Twitter shares fell 12% after-hours after the loss-making social network reported another quarter of slowing user growth as it struggles to keep up with Facebook and younger upstarts such as Instagram.
The early investor reaction to its latest results followed the revelation that monthly active user numbers grew by 11% year-on-year in the third quarter of its financial year – down from a rate of 15% over the previous three months to total 320 million.
Average monthly active users (MAUs) — a key measure of growth for Twitter — came in at 307 million for the quarter, a gain of only 3 million from the previous quarter.
The metric did not include users who sign up for the platform through text message. MAUs were up 8% year over year.
Twitter’s revenues surged ahead – growing by 58% on the same period a year earlier to $569.2m – but its forecast for future earnings in the current quarter came in below analysts’ expectations.
Chief executive Jack Dorsey – who returned to the role this month following the departure of Dick Costolo – has already acted to limit costs by cutting more than 330 jobs.

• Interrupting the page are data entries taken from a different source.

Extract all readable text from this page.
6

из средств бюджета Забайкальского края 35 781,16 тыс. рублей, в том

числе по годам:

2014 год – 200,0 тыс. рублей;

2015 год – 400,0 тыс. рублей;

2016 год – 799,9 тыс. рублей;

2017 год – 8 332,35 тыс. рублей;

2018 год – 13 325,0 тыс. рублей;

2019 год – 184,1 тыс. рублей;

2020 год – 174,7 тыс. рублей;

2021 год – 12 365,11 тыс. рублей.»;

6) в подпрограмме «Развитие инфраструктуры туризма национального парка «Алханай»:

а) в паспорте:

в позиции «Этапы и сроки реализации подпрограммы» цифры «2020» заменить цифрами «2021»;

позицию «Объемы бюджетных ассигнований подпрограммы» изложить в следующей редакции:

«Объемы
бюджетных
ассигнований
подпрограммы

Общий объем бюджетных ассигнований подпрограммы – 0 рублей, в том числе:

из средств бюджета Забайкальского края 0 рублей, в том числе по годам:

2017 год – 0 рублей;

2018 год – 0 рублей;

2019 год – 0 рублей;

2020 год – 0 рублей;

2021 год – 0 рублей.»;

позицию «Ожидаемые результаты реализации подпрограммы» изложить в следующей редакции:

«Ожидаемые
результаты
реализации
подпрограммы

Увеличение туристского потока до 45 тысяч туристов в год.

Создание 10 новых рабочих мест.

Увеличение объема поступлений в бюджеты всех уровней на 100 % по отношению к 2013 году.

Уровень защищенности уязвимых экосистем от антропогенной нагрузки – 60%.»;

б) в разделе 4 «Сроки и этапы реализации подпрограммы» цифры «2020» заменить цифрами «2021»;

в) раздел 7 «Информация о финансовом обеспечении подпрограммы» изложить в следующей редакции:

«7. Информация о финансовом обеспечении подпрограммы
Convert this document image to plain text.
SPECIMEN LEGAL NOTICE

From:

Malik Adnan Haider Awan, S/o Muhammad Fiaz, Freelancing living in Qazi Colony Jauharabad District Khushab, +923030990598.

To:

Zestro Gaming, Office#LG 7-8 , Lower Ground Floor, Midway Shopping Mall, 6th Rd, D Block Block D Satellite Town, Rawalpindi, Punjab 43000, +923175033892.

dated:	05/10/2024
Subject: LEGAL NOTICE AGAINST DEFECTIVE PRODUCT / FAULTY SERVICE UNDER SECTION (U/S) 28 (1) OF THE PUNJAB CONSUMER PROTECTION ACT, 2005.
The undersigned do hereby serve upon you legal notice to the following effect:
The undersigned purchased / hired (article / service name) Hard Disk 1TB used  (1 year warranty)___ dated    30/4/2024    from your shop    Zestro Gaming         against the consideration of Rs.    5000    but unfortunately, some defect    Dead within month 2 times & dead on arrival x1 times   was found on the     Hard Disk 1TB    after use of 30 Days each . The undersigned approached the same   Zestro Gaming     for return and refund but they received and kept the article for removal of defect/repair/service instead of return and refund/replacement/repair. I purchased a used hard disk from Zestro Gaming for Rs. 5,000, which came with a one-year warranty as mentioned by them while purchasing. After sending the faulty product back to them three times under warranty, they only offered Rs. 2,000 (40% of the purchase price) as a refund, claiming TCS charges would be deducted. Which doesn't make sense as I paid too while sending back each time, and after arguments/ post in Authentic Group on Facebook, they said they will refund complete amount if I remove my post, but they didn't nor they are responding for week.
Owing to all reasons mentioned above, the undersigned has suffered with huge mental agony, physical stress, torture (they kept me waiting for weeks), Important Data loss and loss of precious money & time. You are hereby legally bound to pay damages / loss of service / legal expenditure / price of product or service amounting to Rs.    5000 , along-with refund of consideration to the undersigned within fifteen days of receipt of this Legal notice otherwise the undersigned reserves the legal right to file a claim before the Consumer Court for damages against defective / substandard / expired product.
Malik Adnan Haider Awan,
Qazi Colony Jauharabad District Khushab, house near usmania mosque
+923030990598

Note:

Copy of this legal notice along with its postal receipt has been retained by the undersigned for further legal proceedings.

The number of employees affected – mostly engineers – totalled 8% of the workforce.
Dorsey said today: “We’ve simplified our roadmap and organisation around a few big bets across Twitter, Periscope, and Vine that we believe represent our largest opportunities for growth.”
He is under pressure to secure value for investors who have never seen a profit in Twitter’s near-decade-long history.
Twitter lost $132m during the company’s third quarter, with the total now at around $2bn.
The social network is struggling on several fronts. In New York, Wall Street investors and analysts are perpetually unimpressed.